Troisième point, il importe de continuer le travail anti-corruption en Côte-d'Ivoire, et d'en faire une large publicité. Les mots ne sont rien contre ces maux, encore faut-il des actes. L'emprisonnement de Tapé Doh et consorts doit être suivi de l'emprisonnement de tous les autres acteurs de la filière impliqués dans ces malversations au détriment des paysans. La justice doit triompher, les paysans doivent être dédommagés.

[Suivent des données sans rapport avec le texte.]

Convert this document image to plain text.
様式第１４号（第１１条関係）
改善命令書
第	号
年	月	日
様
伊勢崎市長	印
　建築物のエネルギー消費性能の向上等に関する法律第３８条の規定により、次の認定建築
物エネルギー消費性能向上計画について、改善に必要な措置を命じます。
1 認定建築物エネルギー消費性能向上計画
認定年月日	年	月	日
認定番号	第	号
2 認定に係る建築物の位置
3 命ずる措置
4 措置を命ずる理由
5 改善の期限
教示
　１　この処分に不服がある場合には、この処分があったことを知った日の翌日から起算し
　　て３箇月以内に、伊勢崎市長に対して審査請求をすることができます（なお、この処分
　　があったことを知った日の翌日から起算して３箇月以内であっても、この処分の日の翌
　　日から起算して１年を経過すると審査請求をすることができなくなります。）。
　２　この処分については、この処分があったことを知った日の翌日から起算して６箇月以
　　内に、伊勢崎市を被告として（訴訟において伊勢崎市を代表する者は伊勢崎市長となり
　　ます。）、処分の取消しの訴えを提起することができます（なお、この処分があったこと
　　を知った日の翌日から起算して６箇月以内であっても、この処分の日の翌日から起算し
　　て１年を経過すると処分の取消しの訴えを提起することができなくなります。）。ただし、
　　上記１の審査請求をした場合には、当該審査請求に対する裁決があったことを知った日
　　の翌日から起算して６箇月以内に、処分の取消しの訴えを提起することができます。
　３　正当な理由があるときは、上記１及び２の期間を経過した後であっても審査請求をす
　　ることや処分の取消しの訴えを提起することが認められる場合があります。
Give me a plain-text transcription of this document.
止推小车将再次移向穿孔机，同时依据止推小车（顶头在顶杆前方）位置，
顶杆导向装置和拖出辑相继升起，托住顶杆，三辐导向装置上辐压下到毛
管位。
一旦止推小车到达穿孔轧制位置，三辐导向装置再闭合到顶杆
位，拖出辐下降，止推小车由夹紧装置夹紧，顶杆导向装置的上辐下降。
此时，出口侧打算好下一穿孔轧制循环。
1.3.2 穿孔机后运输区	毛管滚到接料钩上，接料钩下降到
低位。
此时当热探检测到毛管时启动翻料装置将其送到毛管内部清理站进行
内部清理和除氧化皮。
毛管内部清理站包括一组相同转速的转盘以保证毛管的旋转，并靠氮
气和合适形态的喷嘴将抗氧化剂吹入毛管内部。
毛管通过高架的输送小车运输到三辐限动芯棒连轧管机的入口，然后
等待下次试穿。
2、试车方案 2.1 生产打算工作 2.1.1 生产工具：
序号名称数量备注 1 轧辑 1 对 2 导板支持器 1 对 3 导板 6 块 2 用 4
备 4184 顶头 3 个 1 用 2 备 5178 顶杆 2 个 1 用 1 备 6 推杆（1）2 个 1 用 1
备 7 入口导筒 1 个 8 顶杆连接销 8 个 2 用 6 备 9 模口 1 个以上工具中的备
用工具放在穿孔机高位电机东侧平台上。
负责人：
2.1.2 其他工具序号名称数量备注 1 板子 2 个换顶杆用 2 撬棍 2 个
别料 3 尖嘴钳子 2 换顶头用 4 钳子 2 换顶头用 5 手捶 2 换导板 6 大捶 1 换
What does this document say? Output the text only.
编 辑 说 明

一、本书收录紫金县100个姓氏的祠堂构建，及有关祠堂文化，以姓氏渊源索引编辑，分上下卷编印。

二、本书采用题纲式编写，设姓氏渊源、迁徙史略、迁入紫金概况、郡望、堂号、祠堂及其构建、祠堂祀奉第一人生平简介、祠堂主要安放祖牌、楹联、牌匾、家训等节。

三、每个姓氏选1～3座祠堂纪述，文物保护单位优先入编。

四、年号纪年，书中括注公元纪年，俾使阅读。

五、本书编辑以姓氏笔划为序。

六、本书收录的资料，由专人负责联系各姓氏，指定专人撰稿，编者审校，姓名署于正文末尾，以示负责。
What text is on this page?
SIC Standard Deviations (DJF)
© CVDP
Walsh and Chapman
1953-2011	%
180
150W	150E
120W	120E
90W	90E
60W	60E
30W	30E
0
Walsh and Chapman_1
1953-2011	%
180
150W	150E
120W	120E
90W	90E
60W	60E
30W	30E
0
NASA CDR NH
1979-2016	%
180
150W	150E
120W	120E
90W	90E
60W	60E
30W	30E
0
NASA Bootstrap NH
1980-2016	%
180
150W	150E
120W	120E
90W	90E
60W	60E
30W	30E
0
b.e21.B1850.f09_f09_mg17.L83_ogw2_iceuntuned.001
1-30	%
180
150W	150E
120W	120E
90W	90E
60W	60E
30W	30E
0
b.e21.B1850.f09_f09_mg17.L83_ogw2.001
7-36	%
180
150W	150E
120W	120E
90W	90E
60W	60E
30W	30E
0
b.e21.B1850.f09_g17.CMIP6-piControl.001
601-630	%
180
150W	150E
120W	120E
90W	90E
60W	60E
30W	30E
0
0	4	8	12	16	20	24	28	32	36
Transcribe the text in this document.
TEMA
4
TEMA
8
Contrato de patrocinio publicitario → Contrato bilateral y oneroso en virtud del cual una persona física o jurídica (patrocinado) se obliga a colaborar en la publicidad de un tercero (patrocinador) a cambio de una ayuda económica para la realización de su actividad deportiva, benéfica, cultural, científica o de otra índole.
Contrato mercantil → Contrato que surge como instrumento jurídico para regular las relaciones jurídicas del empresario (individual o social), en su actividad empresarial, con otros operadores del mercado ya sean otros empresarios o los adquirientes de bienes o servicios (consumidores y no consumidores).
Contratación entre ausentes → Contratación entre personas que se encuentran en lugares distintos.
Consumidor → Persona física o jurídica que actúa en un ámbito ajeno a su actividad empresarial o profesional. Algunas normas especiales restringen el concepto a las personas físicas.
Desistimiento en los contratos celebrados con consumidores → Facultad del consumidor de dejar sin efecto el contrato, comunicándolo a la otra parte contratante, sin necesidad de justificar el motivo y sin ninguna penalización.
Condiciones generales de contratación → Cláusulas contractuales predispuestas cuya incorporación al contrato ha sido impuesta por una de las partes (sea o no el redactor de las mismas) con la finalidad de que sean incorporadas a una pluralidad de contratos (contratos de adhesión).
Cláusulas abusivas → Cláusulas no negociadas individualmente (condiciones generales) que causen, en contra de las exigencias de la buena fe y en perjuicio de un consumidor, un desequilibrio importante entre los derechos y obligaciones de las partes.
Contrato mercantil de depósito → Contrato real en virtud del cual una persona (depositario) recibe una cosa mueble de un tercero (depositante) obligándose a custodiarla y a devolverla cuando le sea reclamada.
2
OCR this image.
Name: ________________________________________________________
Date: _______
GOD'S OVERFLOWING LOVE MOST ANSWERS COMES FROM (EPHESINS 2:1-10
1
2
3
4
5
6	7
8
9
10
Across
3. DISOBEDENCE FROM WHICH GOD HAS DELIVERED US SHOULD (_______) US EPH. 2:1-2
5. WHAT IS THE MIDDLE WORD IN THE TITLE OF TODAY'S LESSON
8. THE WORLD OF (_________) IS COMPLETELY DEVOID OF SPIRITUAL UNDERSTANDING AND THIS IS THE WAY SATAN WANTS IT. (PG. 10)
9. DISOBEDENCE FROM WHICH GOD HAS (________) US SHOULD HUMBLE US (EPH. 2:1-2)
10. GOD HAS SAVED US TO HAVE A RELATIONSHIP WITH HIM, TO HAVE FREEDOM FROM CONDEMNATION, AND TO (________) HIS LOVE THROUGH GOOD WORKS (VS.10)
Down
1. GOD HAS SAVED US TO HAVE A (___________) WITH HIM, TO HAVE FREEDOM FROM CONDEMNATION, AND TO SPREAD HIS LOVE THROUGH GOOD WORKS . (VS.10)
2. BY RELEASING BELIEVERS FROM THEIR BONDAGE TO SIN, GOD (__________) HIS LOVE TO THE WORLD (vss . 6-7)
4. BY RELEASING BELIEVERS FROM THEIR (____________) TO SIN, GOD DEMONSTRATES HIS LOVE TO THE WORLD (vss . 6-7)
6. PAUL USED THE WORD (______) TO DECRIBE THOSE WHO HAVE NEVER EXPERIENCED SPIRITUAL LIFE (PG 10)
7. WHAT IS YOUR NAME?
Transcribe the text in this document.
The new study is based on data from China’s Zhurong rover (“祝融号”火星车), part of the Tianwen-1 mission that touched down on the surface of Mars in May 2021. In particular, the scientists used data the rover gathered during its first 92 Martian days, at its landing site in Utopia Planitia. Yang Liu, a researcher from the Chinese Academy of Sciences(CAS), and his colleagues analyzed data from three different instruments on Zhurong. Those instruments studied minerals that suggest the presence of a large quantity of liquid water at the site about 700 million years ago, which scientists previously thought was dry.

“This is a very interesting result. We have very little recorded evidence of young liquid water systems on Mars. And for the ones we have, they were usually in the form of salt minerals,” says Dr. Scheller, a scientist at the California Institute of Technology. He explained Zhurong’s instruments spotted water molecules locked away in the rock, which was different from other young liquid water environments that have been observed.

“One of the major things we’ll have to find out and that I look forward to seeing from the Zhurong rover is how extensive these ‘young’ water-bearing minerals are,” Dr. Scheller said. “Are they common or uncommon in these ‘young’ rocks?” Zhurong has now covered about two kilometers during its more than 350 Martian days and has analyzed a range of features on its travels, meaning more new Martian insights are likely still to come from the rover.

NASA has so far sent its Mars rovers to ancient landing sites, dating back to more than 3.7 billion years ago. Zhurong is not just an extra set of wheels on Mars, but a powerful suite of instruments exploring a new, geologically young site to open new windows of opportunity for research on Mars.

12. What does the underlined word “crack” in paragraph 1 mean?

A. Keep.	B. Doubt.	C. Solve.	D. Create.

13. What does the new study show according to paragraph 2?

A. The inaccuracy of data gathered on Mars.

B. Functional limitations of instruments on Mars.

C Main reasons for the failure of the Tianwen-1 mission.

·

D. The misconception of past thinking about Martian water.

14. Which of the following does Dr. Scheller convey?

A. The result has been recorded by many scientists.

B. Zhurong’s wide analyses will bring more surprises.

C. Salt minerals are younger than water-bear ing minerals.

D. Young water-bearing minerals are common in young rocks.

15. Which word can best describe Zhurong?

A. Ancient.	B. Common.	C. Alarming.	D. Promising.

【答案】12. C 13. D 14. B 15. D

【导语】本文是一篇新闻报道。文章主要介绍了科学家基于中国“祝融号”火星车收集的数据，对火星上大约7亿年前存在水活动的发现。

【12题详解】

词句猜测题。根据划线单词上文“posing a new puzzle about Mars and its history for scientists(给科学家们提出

Quatrième point enfin, il faut donc d'une manière générale, de la transparence dans la gestion des fonds produits par les flux pétroliers et agricoles, et une bonne dynamisation de l'équipe en charge des finances publiques.
Cinquième point pour conclure, nous proposons une rencontre tripartite entre Blaise Compaoré, facilitateur de la crise en Côte d'Ivoire, Laurent Gbagbo, et Nicolas Sarkozy. Cette rencontre devrait aboutir à un accord de principe selon lequel la Côte d'Ivoire demanderait à l'ONU de prendre en main la pacification de la zone Centre, Nord et Ouest (CNO). Cela, comme la Grande Bretagne en Sierra Léone, permettrait à la France, au nom de l'ONU, d'intervenir directement pour procéder au désarmement des ex-combattants. La Côte d'Ivoire est dans le pré carré de la France, et cette rébellion est sa création ; à elle de la démanteler, en toute responsabilité.
Qu'on ne se voile pas la face, aucun Ghanéen, Bangladeshi ou autres membres de ces pays frères, mais pauvres, ne risquera réellement sa vie pour le désarmement des rebelles ivoiriens.